The Salt Line, Vol. 3: Sun, Sand, Servers, and a Fish Painting
Welcome back to The Salt Line, the only local news roundup written from a beach chair that may or may not be structurally sound. It’s Vol. 3. We’re practically an institution. A slightly damp institution.
The Sky Also Plays Baseball (And It Bats Last)
Tuesday night in Pensacola, the Birmingham Barons came to town and the entire Gulf Coast sky looked at the schedule, looked at its watch, and said “not tonight.” The game was rained out, which means Wednesday is now a doubleheader — two seven-inning games for the price of one, which is either a great deal or the baseball equivalent of a two-for-one timeshare presentation. Either way, somewhere in Birmingham, the Barons — named after steel industry nobility — are preparing to face a team named after a fish that is famously bad at planning ahead. The Wahoo did not check the radar. The Wahoo never checks the radar.
A Man, a Brush, and Every Single Dolphin
Wyland — yes, that Wyland, the guy whose murals of whales cover the sides of buildings like the ocean itself got a can of spray paint — is coming to Gulf Shores this weekend to unveil a new public art installation. This is genuinely exciting. Wyland has painted over 100 giant whale murals on walls around the world, which means he has, statistically, painted more whales than have ever seen a wall. We love this for Gulf Shores. We love this for the whales. We do feel slightly bad for whatever building is about to become a cetacean.
The Bay Is Open For Business, Technically
Big news from Perdido Bay: the swimming advisory at Kee Avenue has been lifted. The Baldwin County Health Department has officially given Perdido Bay its gold star, its clean bill of health, its metaphorical swimming trunks back. The water has been cleared. You may now enter. This is unambiguously good news and we celebrate it with full sincerity — right up until we note that the announcement of lifting an advisory requires that there first be an advisory, and that somewhere out there is a person who swam through the whole thing without ever checking. That person had a great week. They’re fine. They’re always fine.
Walton County to the Internet: Touch Grass Somewhere Else
In a move that has Big Tech somewhere nervously refreshing a spreadsheet, Walton County has enacted a complete, permanent ban on data centers.
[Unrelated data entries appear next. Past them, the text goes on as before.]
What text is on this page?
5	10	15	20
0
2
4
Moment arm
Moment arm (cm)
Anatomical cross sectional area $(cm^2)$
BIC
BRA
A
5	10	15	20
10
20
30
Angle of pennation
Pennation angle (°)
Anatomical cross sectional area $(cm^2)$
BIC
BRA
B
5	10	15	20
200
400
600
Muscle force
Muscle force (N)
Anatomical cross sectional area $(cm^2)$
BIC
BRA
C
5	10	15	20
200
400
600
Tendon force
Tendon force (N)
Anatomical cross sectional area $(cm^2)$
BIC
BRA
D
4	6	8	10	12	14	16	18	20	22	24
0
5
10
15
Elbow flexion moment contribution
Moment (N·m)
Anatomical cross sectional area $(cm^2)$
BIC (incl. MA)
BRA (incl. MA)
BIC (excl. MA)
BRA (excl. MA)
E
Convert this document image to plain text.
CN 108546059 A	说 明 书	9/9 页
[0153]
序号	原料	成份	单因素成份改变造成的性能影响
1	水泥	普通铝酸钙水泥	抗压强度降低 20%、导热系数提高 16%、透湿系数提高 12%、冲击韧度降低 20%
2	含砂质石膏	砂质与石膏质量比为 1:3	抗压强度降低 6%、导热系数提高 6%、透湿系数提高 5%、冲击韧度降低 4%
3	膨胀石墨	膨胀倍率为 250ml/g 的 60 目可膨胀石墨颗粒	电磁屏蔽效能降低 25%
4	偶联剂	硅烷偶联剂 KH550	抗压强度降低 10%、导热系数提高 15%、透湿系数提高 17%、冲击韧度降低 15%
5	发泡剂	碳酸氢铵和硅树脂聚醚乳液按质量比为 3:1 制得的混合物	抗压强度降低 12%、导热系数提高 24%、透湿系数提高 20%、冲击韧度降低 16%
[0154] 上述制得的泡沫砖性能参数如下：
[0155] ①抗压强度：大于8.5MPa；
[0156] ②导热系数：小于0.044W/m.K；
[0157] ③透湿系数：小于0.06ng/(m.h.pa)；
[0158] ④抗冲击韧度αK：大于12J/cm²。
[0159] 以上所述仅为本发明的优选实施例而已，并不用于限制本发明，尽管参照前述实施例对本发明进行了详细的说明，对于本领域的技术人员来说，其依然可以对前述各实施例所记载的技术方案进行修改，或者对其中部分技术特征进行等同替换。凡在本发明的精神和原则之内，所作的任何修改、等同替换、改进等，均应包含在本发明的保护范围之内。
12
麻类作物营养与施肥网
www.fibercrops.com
Not a moratorium. Not a pause. A ban. Permanent. Gone. No servers. The ordinance also covers large load centers requiring significant power draw — which, in layman’s terms, means Walton County looked at a facility that might use as much electricity as a small city and said “we have beach traffic, we don’t need more problems.” A Pensacola city councilman reportedly wants to mirror the ordinance. Somewhere in Silicon Valley, a data center is already being renamed “The Coastal Wellness Hub” and applying for a variance.
Three Swings, Three Crowns, Zero Chill
Three young women from the Mobile-Baldwin area have been named to the Alabama Sports Writers Association Super All-State softball team: Saraland pitcher Myleigh Dobbins, and Orange Beach’s Katie King and Emerly McDonald. These are actual teenagers who are genuinely excellent at throwing and hitting a softball at a level the rest of us cannot comprehend. The word “Super” is right there in the title, which is not how awards usually work, and yet here we are — Super All-State — because apparently regular All-State couldn’t hold them. Congratulations to all three. The Gulf Coast is loud about its beach chairs and its fish art and its swimming advisories, but quietly, extremely quietly, it is also producing elite softball players. We see you.
And that’s your Salt Line for June 17th. The bay is open, the ballpark got rained on, Wyland is coming with a very large brush, and the county next door has formally opted out of the cloud. Somewhere, a whale mural and a data center are meeting for the first and last time.